Remember those Caramel Snickers 7 Layer Bars I made for dessert at my grandparent’s house? This is the fruity dessert I made to balance out all the chocolatey goodness in those bars! Now as you know, I am not a big fan of fruity desserts. I didn’t really make these bars for myself, I made them more because I thought they added a nice balance. Little did I know I would fall in love!
So that night for dessert, I had Raspberry Streusel Bars in my belly!!
I think it definitely helped that there was not fresh fruit in the recipe. It was only raspberry jam! I love jams and have absolutely no problem with those, it’s the baked fresh fruit that I don’t like. There was supposed to be fresh raspberries in these bars, but I completely forgot and put the streusel on too soon. So instead I ate those raspberries fresh, the way they were meant to be enjoyed!
Another reason I fell in love with the recipe is because of the delicious crust! You just can’t go wrong with butter, sugar and flour!! It was nothing fancy, but man it was perfect! I also loved the crunchy streusel on top. I love picking off the little pieces! And you want to know the best thing about these bars? You can make so many different flavors!! I seriously cannot wait to try different jams and spreads in the bars! Maybe some blackberry, apricot, peach, cherry, or whatever else I can find in the fruit spread aisle!! Which is a wonderful aisle! You really should spend more time there!
Everyone had wonderful things to say about these bars! My older sister especially loved them! Everyone ate them for dessert after grilling at my grandparent’s house, and there were zero bars left!! Another successful recipe I would say! Because I only got to enjoy the one bar, I will definitely need to make these again soon! When I make them again though, I will be trying a new spread! I’m leaning toward peach or blackberry, but we’ll wait and see what happens! I am also playing around with the idea of swirling or striping two flavors together!! I am going to have so much fun with this base recipe!!

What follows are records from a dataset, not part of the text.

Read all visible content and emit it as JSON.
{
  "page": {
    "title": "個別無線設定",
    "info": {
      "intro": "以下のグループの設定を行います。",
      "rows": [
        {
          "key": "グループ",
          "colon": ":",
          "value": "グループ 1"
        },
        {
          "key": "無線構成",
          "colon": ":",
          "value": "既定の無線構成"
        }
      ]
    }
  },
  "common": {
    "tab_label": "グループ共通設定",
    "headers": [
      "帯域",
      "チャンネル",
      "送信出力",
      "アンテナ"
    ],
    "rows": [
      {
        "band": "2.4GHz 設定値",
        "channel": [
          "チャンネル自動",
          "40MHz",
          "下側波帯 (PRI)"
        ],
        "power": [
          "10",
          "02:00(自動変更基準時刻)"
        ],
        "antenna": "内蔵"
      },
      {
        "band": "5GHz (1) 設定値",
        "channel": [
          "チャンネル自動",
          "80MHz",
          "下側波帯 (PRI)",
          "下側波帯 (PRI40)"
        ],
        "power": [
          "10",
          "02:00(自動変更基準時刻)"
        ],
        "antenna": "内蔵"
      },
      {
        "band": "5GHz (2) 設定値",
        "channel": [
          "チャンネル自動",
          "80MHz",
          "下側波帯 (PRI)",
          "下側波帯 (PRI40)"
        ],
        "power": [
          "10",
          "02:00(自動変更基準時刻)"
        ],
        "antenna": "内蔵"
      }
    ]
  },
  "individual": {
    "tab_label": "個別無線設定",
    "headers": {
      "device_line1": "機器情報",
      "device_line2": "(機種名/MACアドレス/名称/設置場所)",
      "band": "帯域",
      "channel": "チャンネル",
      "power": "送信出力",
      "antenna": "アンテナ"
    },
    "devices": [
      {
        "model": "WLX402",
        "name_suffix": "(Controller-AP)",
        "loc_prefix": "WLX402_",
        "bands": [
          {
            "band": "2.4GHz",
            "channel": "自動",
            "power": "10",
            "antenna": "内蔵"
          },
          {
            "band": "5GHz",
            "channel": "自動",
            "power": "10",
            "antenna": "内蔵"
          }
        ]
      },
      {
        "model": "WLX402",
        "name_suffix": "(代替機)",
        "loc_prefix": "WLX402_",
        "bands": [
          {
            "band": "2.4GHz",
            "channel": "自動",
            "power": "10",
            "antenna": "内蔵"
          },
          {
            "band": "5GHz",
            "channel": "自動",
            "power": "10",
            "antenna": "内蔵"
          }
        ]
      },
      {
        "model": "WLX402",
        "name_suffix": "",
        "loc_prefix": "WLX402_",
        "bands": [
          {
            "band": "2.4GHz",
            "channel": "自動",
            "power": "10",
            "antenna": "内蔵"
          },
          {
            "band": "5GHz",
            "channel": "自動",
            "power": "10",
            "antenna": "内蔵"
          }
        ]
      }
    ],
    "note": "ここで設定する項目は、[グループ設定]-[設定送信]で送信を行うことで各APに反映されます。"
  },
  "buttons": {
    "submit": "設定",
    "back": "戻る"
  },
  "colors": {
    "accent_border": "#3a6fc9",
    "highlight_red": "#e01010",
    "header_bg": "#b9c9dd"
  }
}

So my advice to you is to run to your nearest grocery store, spend lots of time in the fruit spread aisle examining each and every flavor, looking for the perfect spread for YOU! Chose wisely! Maybe grab a few flavors because you know you’ll want to experiment! After choosing, run home as fast as you can and start baking these bars! They’ll be ready before you know it!
Raspberry Streusel Bars
yield: 12-16 BARS
prep time: 20 MINUTES
total time: 3 HOURS, 30 MINUTES
- 1/2 cup (115g) unsalted butter, melted
- 1/4 cup (50g) granulated sugar
- 1 teaspoon vanilla extract
- 1/4 teaspoon salt
- 1 cup (125g) all-purpose flour
- 3/4 cup raspberry preserves
- 12-16 fresh raspberries
- 1/2 cup (40g) old-fashioned oats
- 1/3 cup (70g) packed light or dark brown sugar
- 1/4 teaspoon ground cinnamon
- 1/4 cup (30g) all-purpose flour
- 1/4 cup (60g) unsalted butter, cold and cubed
- Preheat the oven to 300°F (149°C). Line the bottom and sides of an 8-inch baking pan with aluminum foil or parchment paper, leaving enough overhang on all sides. Set aside.
- Make the crust: Stir the melted butter, granulated sugar, vanilla, and salt together in a medium bowl. Add the flour and stir until everything is combined. Press the mixture evenly into the prepared baking pan. Bake for 15 minutes.
- Remove the crust from the oven, and turn the oven up to 350°F (177°C).
- Spread preserves over warm crust. Dot the preserves with raspberries on top.
- Make the streusel: Whisk the oats, brown sugar, cinnamon, and flour together in a medium bowl. Cut in the chilled butter with a pastry blender or two forks (or even with your hands) until the mixture resembles coarse crumbs. Sprinkle the filling with streusel and bake for 30–35 minutes or until the streusel is golden brown. The raspberry filling should be bubbling on the edges.
- Remove from the oven and allow to cool for at least 20 minutes at room temperature, then chill in the refrigerator for at least 2 hours (or overnight). Lift the foil or parchment out of the pan using the overhang on the sides and cut into bars. I usually cut them into 16 smaller bars, but you can cut them into 12 larger bars. Drizzle the bars with vanilla glaze, if using. These raspberry bars can be enjoyed at room temperature or cold. I personally like them cold.
- Make ahead tip: The bars will stay fresh in an airtight container in the refrigerator for 5 days. You can freeze the bars for up to 3 months. Thaw overnight in the refrigerator before serving and glazing.